Russian court imprisons Pussy Riot band members on hooliganism charges
Three members of Russian female punk rock band Pussy Riot were sentenced to two years in prison Friday after they were found guilty of hooliganism for performing a song critical of President Vladimir Putin in a church.
The five months they have spent in detention since their arrests in March count toward the sentence, Judge Marina Sirovaya said.
The judge said the charges against the three young women -- Nadezhda Tolokonnikova, Maria Alyokhina and Yekaterina Samutsevich -- had been proved by witnesses and the facts.

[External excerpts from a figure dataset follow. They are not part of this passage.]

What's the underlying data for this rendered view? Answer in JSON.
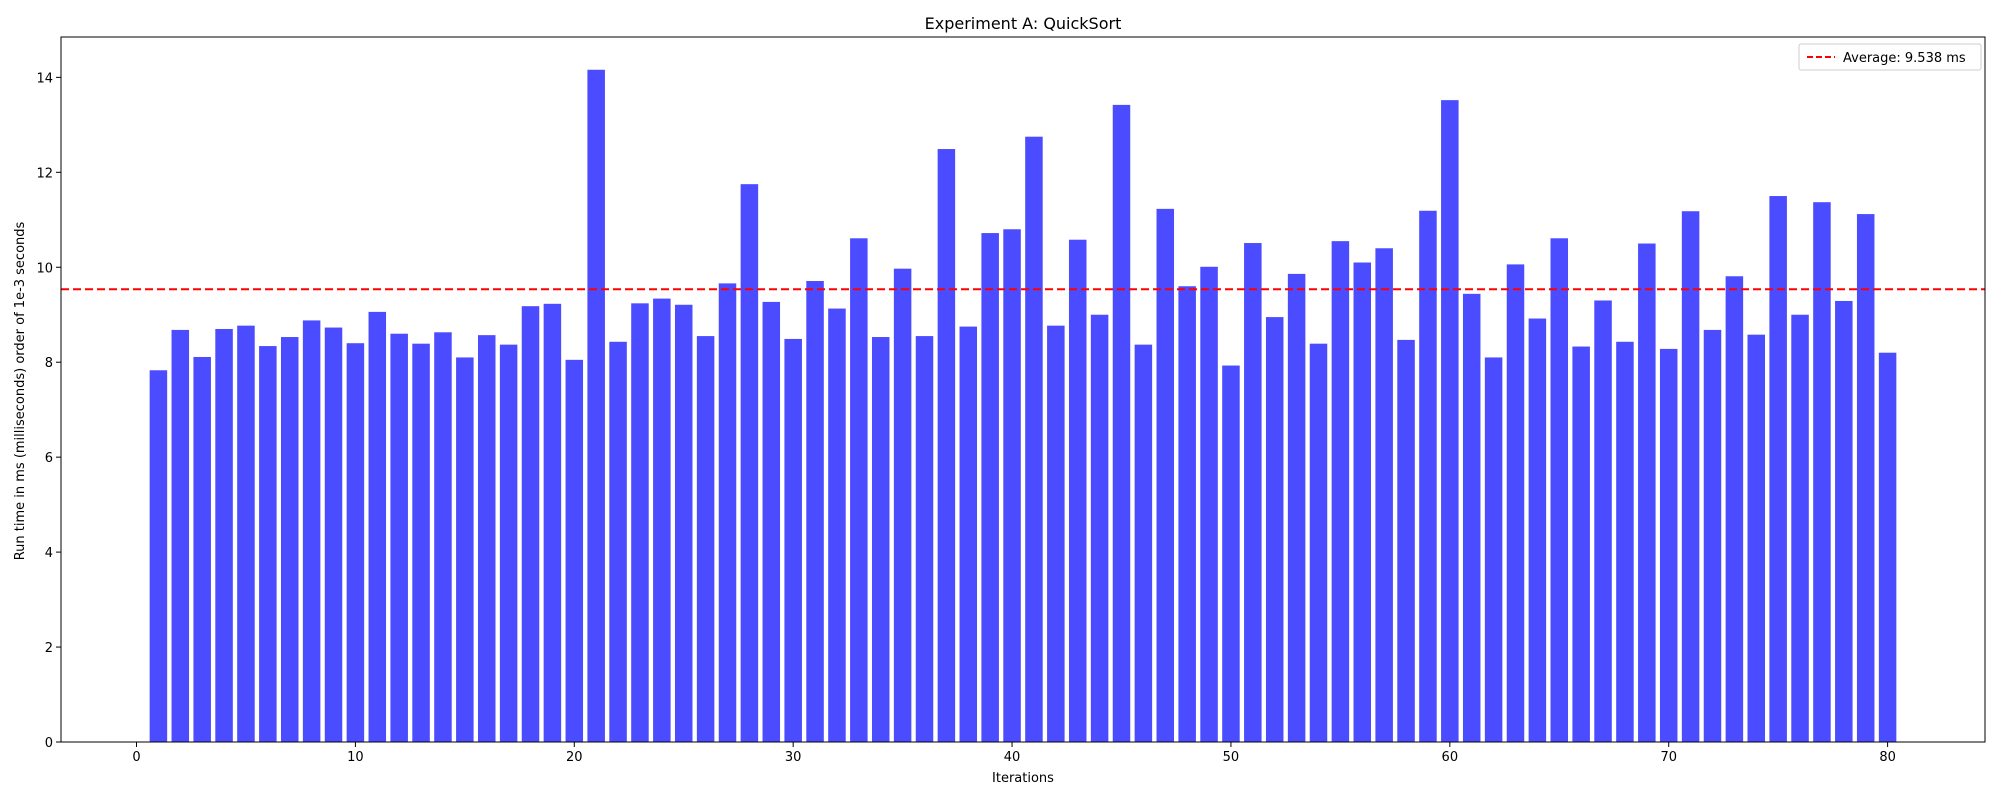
{
  "chart_data": {
    "type": "bar",
    "title": "Experiment A: QuickSort",
    "xlabel": "Iterations",
    "ylabel": "Run time in ms (milliseconds) order of 1e-3 seconds",
    "xlim": [
      -3.45,
      84.45
    ],
    "ylim": [
      0,
      14.85
    ],
    "xticks": [
      0,
      10,
      20,
      30,
      40,
      50,
      60,
      70,
      80
    ],
    "yticks": [
      0,
      2,
      4,
      6,
      8,
      10,
      12,
      14
    ],
    "grid": false,
    "bar_color": "#4b4bff",
    "categories": [
      1,
      2,
      3,
      4,
      5,
      6,
      7,
      8,
      9,
      10,
      11,
      12,
      13,
      14,
      15,
      16,
      17,
      18,
      19,
      20,
      21,
      22,
      23,
      24,
      25,
      26,
      27,
      28,
      29,
      30,
      31,
      32,
      33,
      34,
      35,
      36,
      37,
      38,
      39,
      40,
      41,
      42,
      43,
      44,
      45,
      46,
      47,
      48,
      49,
      50,
      51,
      52,
      53,
      54,
      55,
      56,
      57,
      58,
      59,
      60,
      61,
      62,
      63,
      64,
      65,
      66,
      67,
      68,
      69,
      70,
      71,
      72,
      73,
      74,
      75,
      76,
      77,
      78,
      79,
      80
    ],
    "values": [
      7.83,
      8.68,
      8.11,
      8.7,
      8.77,
      8.34,
      8.53,
      8.88,
      8.73,
      8.4,
      9.06,
      8.6,
      8.39,
      8.63,
      8.1,
      8.57,
      8.37,
      9.18,
      9.23,
      8.05,
      14.16,
      8.43,
      9.24,
      9.34,
      9.21,
      8.55,
      9.66,
      11.75,
      9.27,
      8.49,
      9.71,
      9.13,
      10.61,
      8.53,
      9.97,
      8.55,
      12.49,
      8.75,
      10.72,
      10.8,
      12.75,
      8.77,
      10.58,
      9.0,
      13.42,
      8.37,
      11.23,
      9.6,
      10.01,
      7.93,
      10.51,
      8.95,
      9.86,
      8.39,
      10.55,
      10.1,
      10.4,
      8.47,
      11.19,
      13.52,
      9.44,
      8.1,
      10.06,
      8.92,
      10.61,
      8.33,
      9.3,
      8.43,
      10.5,
      8.28,
      11.18,
      8.68,
      9.81,
      8.58,
      11.5,
      9.0,
      11.37,
      9.29,
      11.12,
      8.2
    ],
    "average": {
      "value": 9.538,
      "color": "#ff0000",
      "label": "Average: 9.538 ms"
    },
    "legend": {
      "placement": "top-right",
      "entries": [
        "Average: 9.538 ms"
      ]
    }
  }
}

The Pussy Riot members were charged after screaming, "Mother Mary, please drive Putin away," in a protest act in February inside Christ Savior Cathedral, one of Moscow's grandest houses of worship.
Punk bands perform in support of jailed rockers
Sirovaya rejected the women's defense that they were acting from political motives, ruling that they had intended to insult the Russian Orthodox Church and undermine public order.
However, the fact that two of them have young children was a mitigating factor in the sentencing, the judge said.
The defendants were accused of offending the churchgoers present -- through their actions, obscene language and their clothing -- and showing a lack of respect for the rules of the Orthodox Church. They ignored requests to stop their brief unscheduled protest performance, the court heard.
While their actions outraged many of Russia's faithful, their high-profile trial prompted international concern about freedom of speech in Russia.